NSWCCL is gravely concerned by a recent Report1 from the Commonwealth Ombudsman, which identified that many of the authorisations made by ACT Policing for access to telecommunications data between 13 October 2015 and 2019 were not properly authorised. Of the 1,713 individual accesses to location-based services (LBS) by ACT Policing for that period, only nine were fully compliant with the Telecommunications (Interception and Access) Act 1979 (TIA Act).
The Report also found that many LBS could have been accessed unlawfully. If the information was relied on in prosecutions, this would have consequences for people convicted of an offence. The privacy of individuals may also have been breached.
The Ombudsman could not be satisfied that the scope of the breaches had been fully identified by the AFP nor that AFP and ACT Policing took opportunities to identify and address the breaches.
“The internal procedures at ACT Policing and a cavalier approach to exercising the powers resulted in a culture that did not promote compliance with the TIA Act. This contributed to the non-compliance identified in this report.2”
The report found that the AFP needs to do more to confirm the extent of non-compliance with the legislation and remediate any consequences of non-compliance with the TIA Act identified in the report. Eight recommendations were made, including for compliance-focused guidance and procedures and consequences for officers who demonstrate continued non-compliance with legislative requirements.

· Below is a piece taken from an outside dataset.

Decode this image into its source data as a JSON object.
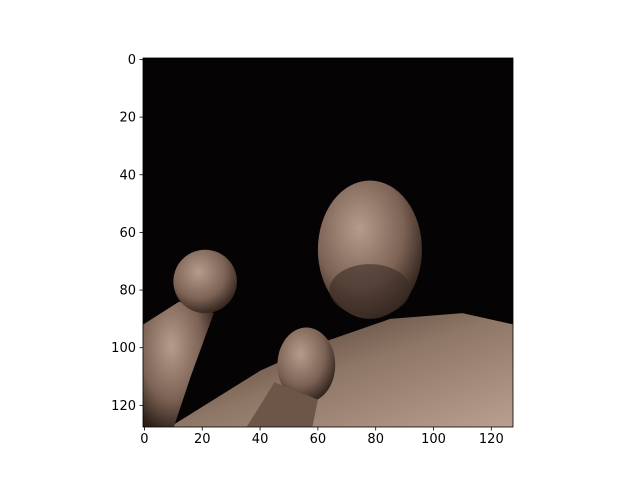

NSWCCL agrees with the Ombudsman’s observations that to maintain public trust these tools need to be properly deployed, in accordance with the legislation which governs their use. Given the Federal Government’s increased desire to introduce sweeping anti-terrorist laws, such as the identify and disrupt laws, NSWCCL has no confidence that the government can oversee or implement safeguards put in place to protect the rights of its citizens.